Politique
Benmoussa devant Le Gal : Qui croire ?
Ce n’est pas une tempête qu’a provoqué l’entretien de Chakib Benmoussa, président de la Commission Spéciale sur le Modèle de Développement, avec Hélène Le Gal, ambassadrice de France à Rabat, mais un ouragan.
Au départ de l’incendie un tweet de la diplomate française remerciant C. Benmoussa pour lui « avoir présenté (...) un point d’étape » sur les travaux de la commission. Le tweet se termine par une note de presque 19/20 puisqu’ assorti de l’appréciation : « de très belles perspectives pour le pacte économique ». Elle aurait dû boucler la boucle en ajoutant : peut faire mieux.

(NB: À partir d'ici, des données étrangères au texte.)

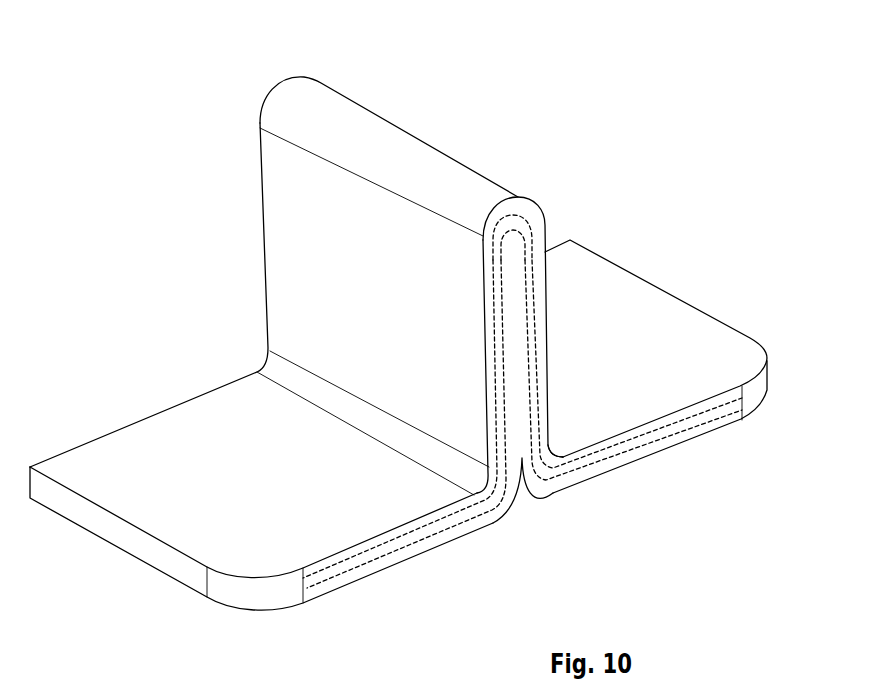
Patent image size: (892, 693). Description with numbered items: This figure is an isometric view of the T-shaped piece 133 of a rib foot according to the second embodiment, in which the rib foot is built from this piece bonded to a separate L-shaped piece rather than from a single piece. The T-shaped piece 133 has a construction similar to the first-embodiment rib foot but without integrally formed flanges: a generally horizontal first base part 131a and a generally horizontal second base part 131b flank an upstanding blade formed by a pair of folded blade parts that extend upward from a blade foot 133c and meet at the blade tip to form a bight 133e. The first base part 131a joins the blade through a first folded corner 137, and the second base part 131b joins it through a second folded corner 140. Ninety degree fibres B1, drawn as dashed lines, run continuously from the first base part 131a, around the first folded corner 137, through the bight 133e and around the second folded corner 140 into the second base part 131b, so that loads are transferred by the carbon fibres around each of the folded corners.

Maghreb Intelligence saisit l’oiseau au vol et balance l’information sur un ton scandalisé. Si en colère qu’il met en doute l’allégeance de celui qui est encore ambassadeur du Royaume à Paris. Il n’en fallait pas plus pour que le feu embrase la prairie. Chakib Benmoussa sort de son confinement où il commence à faire très chaud et fait endosser un tweet à la Commission : « Le président a échangé avec Mme Hélène Le Gal, par vidéoconférence, à sa demande, à l’instar d’autres échanges précédents avec des ambassadeurs de pays amis et de représentants d’institutions internationales ».
Chakib Benmoussa était-il en mission commandée d’explication ? Certainement pas puisque lui-même précise que c’est à la demande de l’ambassadrice qu’il lui a fait son rapport. A-t-il consulté auparavant et est-il dans ses attributions de président de la Commission d’en rendre compte à des chancelleries étrangères, quand bien même seraient-elles amies ? P’t-être qu’ oui, p’t-être qu’ non. Toujours est-il que sa sortie n’a fait qu’attiser les flammes, tellement que l’on pourrait croire qu’il y avait pas mal de monde qui l’attendaient au tournant.
S’apercevant que la lapidaire « clarification » du tweet est insuffisante, il gratifie la galerie d’une « exclusivité » dans Medias24 pour livrer une explication de texte et faire l’instit en herbe sur le rôle des diplomates et les usages diplomatiques.
Sans aller chercher midi à l’heure française, dans cet impair c’est parole contre parole.
Ou c’est l’ambassadrice parlant de « point d’étape », qui dit vrai et c’est à Chakib Benmoussa de rendre des comptes auprès de qui de droit.
Ou c’est le président de la CSMD plaidant un banal échange à la demande de l’ambassadrice, qui est de bonne foi. On est alors dans une configuration où transparait en filigrane comment la représentante de la France perçoit sa relation au Maroc et aux Marocains. Si ce que l’on subodore chez Hélène Le Gal se vérifie, il faut croire que Maghreb Intelligence s’est trompé en en faisant une « adepte de Lyautey » dont elle n’a visiblement pas une bonne connaissance. C’est au Maréchal Juin qu’il devrait l’apparenter.
En un mot, on est dans le cas d’école des convenances diplomatiques où une tournure de phrase transforme ce qui pourrait n’être qu’un malentendu en sous-entendu.
En consultant Wikipédia pour voir comment Hélène Le Gal narre sa biographie, on se retrouve en présence d’une diplomate chevronnée. En principe. Une longue et riche carrière sur trois continents, accumulant postes et expériences. Pendant la longue crise maroco-française à la suite de la tentative d’interpellation en février 2014 du patron de la DGST, Abdellatif Hammouchi, à la résidence de l’ambassadeur du Maroc à Paris, elle est aux premières loges, en sa qualité de Madame Afrique du président François Hollande, suffisamment pour en tirer des leçons et des conclusions. Elle n’en a, selon toute vraisemblance, retenu que les mauvaises. De l’ère préinternetique, elle a pourtant cédé à la tweetérisation des rapports, ce qu’un ami appelle la lukelukilisation de la politique : Toute proportion gardée, comme Donald Trump, Hélène Le Gal, qui n’en est pas à sa première sortie de route, tweete plus vite que son ombre.